Festival de Cannes 2022 : films, stars et paillettes sur la Croisette

Cannes 2022 : les propos de Lola Quivoron sur les rodéos urbains déclenchent un tollé

Jérôme Vermelin, à Cannes
Publié le 25 mai 2022 à 14h42, mis à jour le 26 mai 2022 à 6h30
JT Perso

Source : TF1 Info

Présenté au Festival de Cannes, le premier film de Lola Quivoron décrit l’univers des rodéos urbains.
Dans une interview à Konbini, la jeune réalisatrice défend une pratique illégale en France.
Des propos qui provoquent de vives critiques au sein de la classe politique et de la police.

Avec Rodeo, plongée choc dans l’univers du cross bitume, la jeune réalisatrice française Lola Quivoron a fait du bruit sur la Croisette. Ce premier film a d'abord recueilli les louanges de la critique française et internationale, séduite par la mise en scène intense de la jeune femme qui a grandi à Épinay-sur-Seine et le talent brut de son interprète principale, Julie Ledru, repérée sur Instagram.

Ancienne élève de la Femis, la prestigieuse école de cinéma, Lola Quivoron, 33 ans, a donné de nombreuses interviews dans la foulée de la présentation du film la semaine dernière. Dans l’une d’elles, accordée au média en ligne Konbini, elle évoque le caractère illégal des rodéos urbains, un phénomène importé des États-Unis auquel elle a déjà consacré un court-métrage de fin d’études.

Décrivant une pratique "criminalisée à mort" en France, la jeune femme estime que "les accidents sont souvent causés par les flics qui prennent en chasse, qui créent une forme de précarité qui poussent les riders vers la mort". "On parle de rodéos urbains, de rodéos sauvages, c’est pire", regrette par ailleurs Lola Quivoron, "parce qu’en plus ça fait penser à ensauvagement donc là on a envie de rayer à fond ces idées, ces imageries, qui sont des imageries complètement réactionnaires."

Des propos au mieux maladroits puisqu'ils interviennent au moment où quatre jeunes, le plus âgé ayant 18 ans, ont été interpellés dimanche à Pantin, en Seine-Saint-Denis, suite à un rodéo urbain au cours duquel un garçon de 5 ans, qui se promenait avec ses parents, a été blessé par le passage d’un scooter. Son pronostic vital n'est heureusement pas engagé.

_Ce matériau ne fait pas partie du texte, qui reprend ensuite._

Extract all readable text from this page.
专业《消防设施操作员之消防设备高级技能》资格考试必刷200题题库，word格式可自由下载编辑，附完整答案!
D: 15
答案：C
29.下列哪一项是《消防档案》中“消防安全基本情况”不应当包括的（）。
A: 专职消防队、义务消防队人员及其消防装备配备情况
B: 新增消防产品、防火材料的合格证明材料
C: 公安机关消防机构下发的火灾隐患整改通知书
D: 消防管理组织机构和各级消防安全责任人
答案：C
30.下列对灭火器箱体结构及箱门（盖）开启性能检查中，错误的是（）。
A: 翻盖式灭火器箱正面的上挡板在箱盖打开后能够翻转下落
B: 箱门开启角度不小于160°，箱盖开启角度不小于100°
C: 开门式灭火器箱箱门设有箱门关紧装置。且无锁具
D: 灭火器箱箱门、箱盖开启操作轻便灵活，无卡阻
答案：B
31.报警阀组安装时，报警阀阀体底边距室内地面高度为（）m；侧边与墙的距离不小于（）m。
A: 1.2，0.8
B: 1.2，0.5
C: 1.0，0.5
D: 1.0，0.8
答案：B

"Un sketch des Inconnus" pour le maire de Cannes

Sans surprise, Lola Quivoron est depuis quelques heures la cible de vives critiques. Parmi ses détracteurs, David Lisnard, le maire LR de Cannes en personne. "Avec Yves Daros (chef de la police municipale de Cannes) et l'équipe de la police municipale de la mairie de Cannes, nous n'avons pas été convaincus par le propos de la dame, qui ressemble à un sketch des Inconnus", écrit-il. 

"Nous allons continuer de poursuivre et arrêter les auteurs de rodéos urbains. Notre hommage hier à son œuvre", ajoute-t-il, avant de republier un tweet mentionnant une série d’interventions réalisées par les forces de l’ordre depuis le début de l’année, notamment par le biais de la vidéosurveillance. "On continue", conclut celui qui est aussi président de l’Association des Maires de France.

Des politiques à la police, d’autres commentaires acerbes se sont multipliés ces dernières heures. "J'espère que Lola Quivoron n'aura jamais à subir les rodéos sauvages devant son domicile", écrit la sénatrice LR Valérie Boyer. "Peut-être portera-t-elle alors un regard différent. Elle pourra alors faire un film sur les Français désespérés et les élus locaux trop souvent désemparés."

"Lola Quivoron fait tranquillement l'apologie de voyous qui importunent le quotidien de nos concitoyens", déplore pour sa part de le syndicat de police SCSI, branche de la CFDT. "Nous pensons à toutes les victimes de ces délinquants. Nous pensons à tous ces jeunes morts en pratiquants ces rodéos. Nous pensons aux policiers qui luttent contre ce fléau."

Lola Quivoron n'a pas encore réagi à cette polémique. Mais elle pourrait en avoir l'occasion d'ici à la fin du Festival de Cannes puisque Rodeo est en lice pour la Caméra d'or, le prix du meilleur premier film, dont le jury est présidé par l'actrice espagnole Rossy de Palma, égérie de Pedro Almodovar. Le film est également candidat au prix Un certain regard, dont le jury, présidé par l'actrice italienne Valeria Golino, comprend notamment le chanteur français Benjamin Biolay.